There are three things we need to pay attention to in the file above (highlighted lines):

  1. Depending on the architecture of the macOS machine, Intel vs Apple Silicon (M1/2), we need to uncomment the corresponding lines.
  2. Run xcrun -show-sdk-path to make sure they are located at /Library/Developer/CommandLineTools/SDKs/MacOSX.sdk
  3. To find the installed version of GCC, change directory into /usr/local/lib/gcc/ on an Intel macOS, or /opt/homebrew/lib/ on an Apple Silicon.

Now, with the above Makevars in place. Let’s start a new R session and compile data.table from source.

1remove.packages("data.table")
2install.packages("data.table", type = "source",
3    repos = "https://Rdatatable.gitlab.io/data.table")

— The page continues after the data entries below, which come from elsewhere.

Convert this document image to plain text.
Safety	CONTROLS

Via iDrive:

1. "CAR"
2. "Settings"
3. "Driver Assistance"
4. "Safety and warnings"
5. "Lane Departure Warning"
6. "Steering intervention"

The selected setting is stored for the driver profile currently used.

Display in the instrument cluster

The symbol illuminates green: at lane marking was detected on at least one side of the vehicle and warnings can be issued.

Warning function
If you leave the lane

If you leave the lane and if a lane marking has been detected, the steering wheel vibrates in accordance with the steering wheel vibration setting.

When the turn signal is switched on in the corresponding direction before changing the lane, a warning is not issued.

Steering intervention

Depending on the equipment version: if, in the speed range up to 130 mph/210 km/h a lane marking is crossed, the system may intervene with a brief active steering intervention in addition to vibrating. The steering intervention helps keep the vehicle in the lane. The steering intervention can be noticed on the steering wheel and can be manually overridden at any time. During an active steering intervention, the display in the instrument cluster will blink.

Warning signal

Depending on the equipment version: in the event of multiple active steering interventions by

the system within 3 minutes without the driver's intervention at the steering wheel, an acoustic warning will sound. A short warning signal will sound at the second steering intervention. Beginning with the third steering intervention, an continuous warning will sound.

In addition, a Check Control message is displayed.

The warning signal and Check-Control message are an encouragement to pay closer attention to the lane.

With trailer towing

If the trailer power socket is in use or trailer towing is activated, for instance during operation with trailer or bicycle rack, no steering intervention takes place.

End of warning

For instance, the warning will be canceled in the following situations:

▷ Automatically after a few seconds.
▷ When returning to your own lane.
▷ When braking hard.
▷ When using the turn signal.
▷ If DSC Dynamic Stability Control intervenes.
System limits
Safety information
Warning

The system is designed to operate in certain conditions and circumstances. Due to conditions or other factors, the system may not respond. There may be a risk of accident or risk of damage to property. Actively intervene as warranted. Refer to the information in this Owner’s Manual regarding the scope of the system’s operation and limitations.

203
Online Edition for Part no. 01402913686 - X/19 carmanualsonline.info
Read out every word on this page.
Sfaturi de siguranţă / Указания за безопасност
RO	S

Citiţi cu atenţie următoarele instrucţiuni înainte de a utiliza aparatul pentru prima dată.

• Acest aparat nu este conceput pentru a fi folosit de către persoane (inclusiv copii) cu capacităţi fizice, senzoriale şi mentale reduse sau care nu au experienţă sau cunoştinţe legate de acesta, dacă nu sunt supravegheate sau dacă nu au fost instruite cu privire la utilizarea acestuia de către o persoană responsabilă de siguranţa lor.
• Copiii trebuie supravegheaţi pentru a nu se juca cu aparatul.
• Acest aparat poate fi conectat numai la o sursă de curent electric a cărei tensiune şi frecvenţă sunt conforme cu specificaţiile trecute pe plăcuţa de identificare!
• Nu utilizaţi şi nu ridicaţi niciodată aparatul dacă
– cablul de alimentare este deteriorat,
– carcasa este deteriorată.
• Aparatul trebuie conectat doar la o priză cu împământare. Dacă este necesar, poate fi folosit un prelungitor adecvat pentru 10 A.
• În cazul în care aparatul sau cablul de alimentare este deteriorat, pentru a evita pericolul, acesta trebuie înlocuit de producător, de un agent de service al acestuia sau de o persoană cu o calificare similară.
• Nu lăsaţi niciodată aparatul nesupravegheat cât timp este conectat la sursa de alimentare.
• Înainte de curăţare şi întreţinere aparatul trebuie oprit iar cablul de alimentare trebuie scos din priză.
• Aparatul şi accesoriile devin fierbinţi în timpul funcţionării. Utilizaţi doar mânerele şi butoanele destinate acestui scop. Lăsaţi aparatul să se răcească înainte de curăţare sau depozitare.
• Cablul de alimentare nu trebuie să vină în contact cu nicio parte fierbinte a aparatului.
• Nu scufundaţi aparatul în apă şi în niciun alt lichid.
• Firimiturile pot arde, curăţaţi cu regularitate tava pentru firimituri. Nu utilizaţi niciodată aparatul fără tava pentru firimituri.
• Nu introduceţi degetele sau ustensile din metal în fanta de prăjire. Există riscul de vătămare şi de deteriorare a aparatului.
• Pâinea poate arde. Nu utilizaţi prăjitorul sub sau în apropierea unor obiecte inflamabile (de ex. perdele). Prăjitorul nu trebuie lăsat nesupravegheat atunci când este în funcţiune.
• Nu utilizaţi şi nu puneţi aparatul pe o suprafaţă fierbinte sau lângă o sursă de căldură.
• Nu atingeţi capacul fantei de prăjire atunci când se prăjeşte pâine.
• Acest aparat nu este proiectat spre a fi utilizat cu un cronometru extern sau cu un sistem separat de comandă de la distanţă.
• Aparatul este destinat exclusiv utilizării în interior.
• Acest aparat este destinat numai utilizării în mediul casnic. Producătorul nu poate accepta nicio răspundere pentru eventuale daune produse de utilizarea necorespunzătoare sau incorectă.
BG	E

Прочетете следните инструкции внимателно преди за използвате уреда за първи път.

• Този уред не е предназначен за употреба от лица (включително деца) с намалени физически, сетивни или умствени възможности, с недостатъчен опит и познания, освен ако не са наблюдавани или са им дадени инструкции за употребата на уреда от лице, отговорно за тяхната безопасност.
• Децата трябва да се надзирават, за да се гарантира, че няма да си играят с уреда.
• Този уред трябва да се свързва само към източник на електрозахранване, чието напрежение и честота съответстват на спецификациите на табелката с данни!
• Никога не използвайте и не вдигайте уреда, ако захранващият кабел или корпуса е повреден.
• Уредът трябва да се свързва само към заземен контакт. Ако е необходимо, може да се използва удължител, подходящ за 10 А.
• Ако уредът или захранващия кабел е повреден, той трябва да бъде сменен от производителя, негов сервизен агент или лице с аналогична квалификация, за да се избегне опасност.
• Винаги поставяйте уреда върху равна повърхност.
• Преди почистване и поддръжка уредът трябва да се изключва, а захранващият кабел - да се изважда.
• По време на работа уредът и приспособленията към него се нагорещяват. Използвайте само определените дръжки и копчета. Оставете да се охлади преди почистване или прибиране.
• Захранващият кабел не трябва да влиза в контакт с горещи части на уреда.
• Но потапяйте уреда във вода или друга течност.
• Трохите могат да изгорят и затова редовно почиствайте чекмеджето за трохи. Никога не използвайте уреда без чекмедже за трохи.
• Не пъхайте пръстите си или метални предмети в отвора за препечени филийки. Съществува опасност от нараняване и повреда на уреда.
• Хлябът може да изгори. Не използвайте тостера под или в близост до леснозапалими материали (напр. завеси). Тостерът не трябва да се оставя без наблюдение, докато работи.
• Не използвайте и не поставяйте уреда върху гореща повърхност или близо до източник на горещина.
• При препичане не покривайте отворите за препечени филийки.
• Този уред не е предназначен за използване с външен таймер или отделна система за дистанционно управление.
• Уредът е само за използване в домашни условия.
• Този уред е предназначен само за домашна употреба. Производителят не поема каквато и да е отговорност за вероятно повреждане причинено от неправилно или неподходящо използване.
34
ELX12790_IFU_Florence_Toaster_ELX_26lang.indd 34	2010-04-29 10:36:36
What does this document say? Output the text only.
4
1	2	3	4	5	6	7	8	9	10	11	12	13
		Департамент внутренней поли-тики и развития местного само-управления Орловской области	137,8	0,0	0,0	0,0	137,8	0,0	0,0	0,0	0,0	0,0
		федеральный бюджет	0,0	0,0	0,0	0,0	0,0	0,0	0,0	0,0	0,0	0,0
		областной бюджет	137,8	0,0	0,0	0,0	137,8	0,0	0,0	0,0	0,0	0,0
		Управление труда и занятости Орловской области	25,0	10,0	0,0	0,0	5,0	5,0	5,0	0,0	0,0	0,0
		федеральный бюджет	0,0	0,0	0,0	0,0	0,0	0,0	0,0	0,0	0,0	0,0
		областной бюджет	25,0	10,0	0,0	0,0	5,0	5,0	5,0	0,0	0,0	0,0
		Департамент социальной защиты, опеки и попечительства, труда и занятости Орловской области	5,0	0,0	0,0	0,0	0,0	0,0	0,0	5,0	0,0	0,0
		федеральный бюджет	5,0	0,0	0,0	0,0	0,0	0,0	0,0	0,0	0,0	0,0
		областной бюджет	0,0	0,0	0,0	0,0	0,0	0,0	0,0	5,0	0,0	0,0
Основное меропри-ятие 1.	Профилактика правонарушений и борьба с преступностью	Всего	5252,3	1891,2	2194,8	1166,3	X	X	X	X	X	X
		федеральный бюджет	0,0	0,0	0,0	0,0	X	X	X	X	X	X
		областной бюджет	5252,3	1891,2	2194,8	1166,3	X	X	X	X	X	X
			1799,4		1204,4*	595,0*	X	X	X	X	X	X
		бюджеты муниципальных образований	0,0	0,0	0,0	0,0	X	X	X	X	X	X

To check if we have successfully compiled data.table with OpenMP support, let’s load the library.

1library(data.table)
2# data.table 1.14.0 using 4 threads (see ?getDTthreads).  Latest news: r-datatable.com

The message above shows that our data.table is working in multithreaded mode and is currently using 4 threads. To change the number of threads used by data.table and to make it persistent for every session, edit the ~/.Rprofile and include the following command.

1# data.table configuration
2data.table::setDTthreads(4)

Refs: The Makevars configuration was adapted from the following gist.